It's always good to peek outside your own bubble, and by bubble I mean the Boston sports media scene. Fans of New England teams are generally beaten over the head with negativity and tales of curses – even during the good years. While admitting the Celtics have been anything but a juggernaut this postseason, I firmly believe the media has gone overboard with it's skepticism. Along with that skepticism comes "overhype" for the opposing team. There aren't many locals who think the Celtics can hang with the Pistons in a Game 7. Maybe they should read what the Detroit media – particularly what Mitch Albom has to say:
Since winning the NBA title in 2004, they have been known to: 1) Steal playoff games. 2) Throw away playoff games. 3) Win strong on the road. 4) Lose ugly at home. 5) Go longer than needed against inferior teams. 6) Oust challengers in seven games. 7) Watch certain stars drift off the stage. 8) Stay cool. 9) Lose their cool. 10) Face elimination. 11) Say they like the pressure. And 12) Get eliminated anyhow.

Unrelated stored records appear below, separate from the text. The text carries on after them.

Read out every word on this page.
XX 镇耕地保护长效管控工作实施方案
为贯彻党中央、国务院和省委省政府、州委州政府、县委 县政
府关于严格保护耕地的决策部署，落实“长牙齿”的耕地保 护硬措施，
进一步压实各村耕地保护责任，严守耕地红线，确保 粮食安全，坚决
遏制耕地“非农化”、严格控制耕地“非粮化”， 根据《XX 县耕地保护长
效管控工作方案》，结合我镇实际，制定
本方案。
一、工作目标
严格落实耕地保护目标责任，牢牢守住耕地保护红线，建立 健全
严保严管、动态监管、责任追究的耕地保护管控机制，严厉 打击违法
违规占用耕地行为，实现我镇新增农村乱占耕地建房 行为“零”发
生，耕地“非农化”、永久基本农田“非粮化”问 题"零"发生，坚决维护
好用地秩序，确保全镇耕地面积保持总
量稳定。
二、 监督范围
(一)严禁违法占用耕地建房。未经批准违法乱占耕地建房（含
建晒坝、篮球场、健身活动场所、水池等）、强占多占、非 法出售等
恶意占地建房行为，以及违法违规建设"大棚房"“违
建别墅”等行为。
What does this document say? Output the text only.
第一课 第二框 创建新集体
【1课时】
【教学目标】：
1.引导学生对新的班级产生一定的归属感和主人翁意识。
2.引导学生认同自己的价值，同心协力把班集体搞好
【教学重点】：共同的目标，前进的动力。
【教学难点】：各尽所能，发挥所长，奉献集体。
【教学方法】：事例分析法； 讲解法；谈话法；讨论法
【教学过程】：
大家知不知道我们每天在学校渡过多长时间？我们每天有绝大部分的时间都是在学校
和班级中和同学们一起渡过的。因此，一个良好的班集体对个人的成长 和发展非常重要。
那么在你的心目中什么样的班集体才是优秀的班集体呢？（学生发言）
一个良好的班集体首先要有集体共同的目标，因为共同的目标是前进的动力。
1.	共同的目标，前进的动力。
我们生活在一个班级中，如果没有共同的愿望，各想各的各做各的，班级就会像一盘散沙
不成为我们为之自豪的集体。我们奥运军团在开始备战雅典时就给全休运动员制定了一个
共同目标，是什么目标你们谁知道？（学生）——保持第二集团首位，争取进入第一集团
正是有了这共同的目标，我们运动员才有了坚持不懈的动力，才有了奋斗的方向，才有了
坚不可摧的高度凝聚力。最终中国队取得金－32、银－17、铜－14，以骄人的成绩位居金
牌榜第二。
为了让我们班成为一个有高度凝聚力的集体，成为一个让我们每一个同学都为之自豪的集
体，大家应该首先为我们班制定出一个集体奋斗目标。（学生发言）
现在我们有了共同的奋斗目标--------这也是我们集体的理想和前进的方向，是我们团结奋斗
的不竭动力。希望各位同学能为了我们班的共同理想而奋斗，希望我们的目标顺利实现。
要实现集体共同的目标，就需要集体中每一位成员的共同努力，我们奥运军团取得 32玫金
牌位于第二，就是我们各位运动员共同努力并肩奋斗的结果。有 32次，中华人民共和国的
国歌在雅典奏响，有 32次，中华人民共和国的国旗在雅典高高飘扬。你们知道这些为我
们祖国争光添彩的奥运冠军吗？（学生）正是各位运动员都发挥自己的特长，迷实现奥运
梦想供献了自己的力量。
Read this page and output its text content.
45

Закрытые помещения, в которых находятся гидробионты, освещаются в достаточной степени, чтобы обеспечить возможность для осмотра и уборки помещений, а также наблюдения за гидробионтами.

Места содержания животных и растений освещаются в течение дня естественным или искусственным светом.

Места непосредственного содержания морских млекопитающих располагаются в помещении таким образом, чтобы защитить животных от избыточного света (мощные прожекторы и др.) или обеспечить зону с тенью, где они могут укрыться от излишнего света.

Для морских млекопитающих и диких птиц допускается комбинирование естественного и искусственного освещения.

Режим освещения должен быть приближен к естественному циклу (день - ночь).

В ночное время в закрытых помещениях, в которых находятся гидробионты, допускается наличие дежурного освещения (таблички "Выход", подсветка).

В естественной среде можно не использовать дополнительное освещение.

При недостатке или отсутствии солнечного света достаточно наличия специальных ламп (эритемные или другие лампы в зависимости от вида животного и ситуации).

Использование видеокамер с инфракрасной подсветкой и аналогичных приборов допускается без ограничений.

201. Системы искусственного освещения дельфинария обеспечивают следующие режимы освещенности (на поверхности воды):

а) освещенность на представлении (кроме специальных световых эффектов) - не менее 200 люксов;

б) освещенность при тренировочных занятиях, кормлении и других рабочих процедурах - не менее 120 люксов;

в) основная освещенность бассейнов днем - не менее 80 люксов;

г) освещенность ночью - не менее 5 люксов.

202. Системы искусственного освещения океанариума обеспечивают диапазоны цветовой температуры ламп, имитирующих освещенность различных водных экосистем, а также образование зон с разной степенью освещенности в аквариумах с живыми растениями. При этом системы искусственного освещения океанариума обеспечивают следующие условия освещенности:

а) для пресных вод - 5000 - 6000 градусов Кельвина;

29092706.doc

So Rasheed Wallace, heard Wednesday night in the locker room cursing a blue streak, will have to play, not scowl, his way to redemption. And Tayshaun Prince, understandably tired from his defensive burdens, will have to find aggression and a shooting touch if he wants another game this season. And Billups, a puzzling force this series, will have to earn his Mr. Big Shot reputation, not just hear it.
For all the bravado, here is who these Pistons really are: a team that, like late-arriving passengers, stuffs all its baggage into one huge suitcase and tries to hoist it through a closing door.
Anyone who reads this blog regularly knows I've been a bit sensitive to Celtics criticism this postseason. It's just nice to know the guys wearing blue-and-red have their faults too.